In this age characterized by consumerism and constant change, life seems to revolve around the present moment, and the idea of a novela total, an immortal work of art, is scarcely accepted today. In the past, an author wrote to achieve immortality, so that when he died his work would remain and he would continue to live on through it. The author's ambition was to attain this immortality through a perfect work of art. Nobody believes in immortality today, and such a notion has been replaced everywhere by an obsession with the present. In literary terms, this has given rise to “Literature Lite,” which is more entertainment than a groundbreaking reevaluation of moral values or of how one perceives things. We also can't ignore literature written from a sectarian or group-specific point of view, because it contains attractive elements that reflect a great talent.
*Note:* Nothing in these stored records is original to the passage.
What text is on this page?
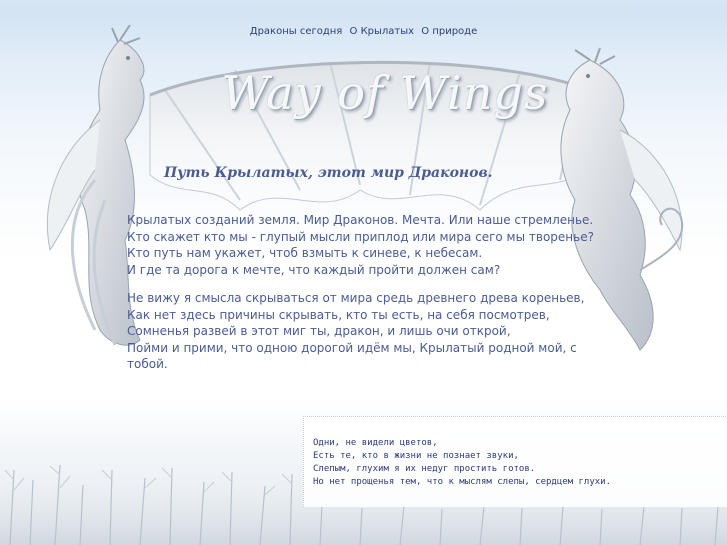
Драконы сегодня О Крылатых О природе
Way of Wings
Путь Крылатых, этот мир Драконов.
Крылатых созданий земля. Мир Драконов. Мечта. Или наше стремленье.
Кто скажет кто мы - глупый мысли приплод или мира сего мы творенье?
Кто путь нам укажет, чтоб взмыть к синеве, к небесам.
И где та дорога к мечте, что каждый пройти должен сам?
Не вижу я смысла скрываться от мира средь древнего древа кореньев,
Как нет здесь причины скрывать, кто ты есть, на себя посмотрев,
Сомненья развей в этот миг ты, дракон, и лишь очи открой,
Пойми и прими, что одною дорогой идём мы, Крылатый родной мой, с тобой.
Одни, не видели цветов,
Есть те, кто в жизни не познает звуки,
Слепым, глухим я их недуг простить готов.
Но нет прощенья тем, что к мыслям слепы, сердцем глухи.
But one doesn't write this type of fiction with the intention of shattering temporal boundaries in order to live forever, as is the case with the masterpieces of literature. Today's authors think that such a lofty goal is presumptuous, conceited, and utopian. Now they hope that by writing about the present they'll be able to gain a large following of readers to satisfy a much more limited obsession: fame, fortune, and success. To attract the reading and buying public here and now. Who cares about what might happen tomorrow?
Was Kafka perhaps the writer who best expressed the horrible aspects of the situation which confronts modern man?
As a writer, Kafka is inseparable from this modern concept of existential anguish. When we read him, we sense the void that results from being aware of our own finiteness, the brief span of our own existence when compared to eternity, and how helpless we are when we face this vast machine that is society and life itself. Of course, Kafka is one of the writers who best captures this in an original way, relying on parables, stories, and situations that are extraordinarily convincing because they come to us in a language and a fictional structure which fit nicely with this outlook on life. Moreover, the relevance of his work stretches across circumstances, times, and cultures which have little in common on the surface: Kafka's world has been lived in China, in Cuba, in Peru, and in any country where, for certain reasons, human beings come to be nothing more than instruments of a powerful elite over which they have no control and against which they are completely defenseless. People are forced to become the puppets of hidden forces that can be political, ideological, or religious. Along with Joyce and Proust, we have to include Kafka as one of the greatest writers of the twentieth century.
Nineteenth-century writers can seem very boring to us today because back then there wasn't any television and they had to describe everything in their books. Now we've opted for the other extreme: the market makes it impossible for a book to be successful these days unless it's written with the express purpose of being made into a film. How have inventions like film changed literature?
One effect has been in the elaboration of time. The big difference between classical literature and modern works is that, in the latter, time passes quickly, jumps back and forth, and has no place for useless interludes. The influence of a culture based upon the image has been fundamental in this. Film taught us to look at time in a way that before had been inconceivable. We live at a faster pace and therefore construct novels in which time blurs and the plot flows as it would within a concrete space: going backward, going forward, coming and going. Things didn't happen like this in the past, because life itself didn't occur in this way. Nor had there been a revolution in the representation of images which changed how time was used in literature. But it would be naïve to think that the technical and artistic advances of modern literature have done away with the classics. Unlike in the industrial world, where a new product comes along and annihilates the memory of the older one, or in science, where chemistry sounded the death knell of alchemy, the arrival of Proust in no way eliminated Montaigne, and Joyce didn't cause the demise of Cervantes. That is the great thing about literature.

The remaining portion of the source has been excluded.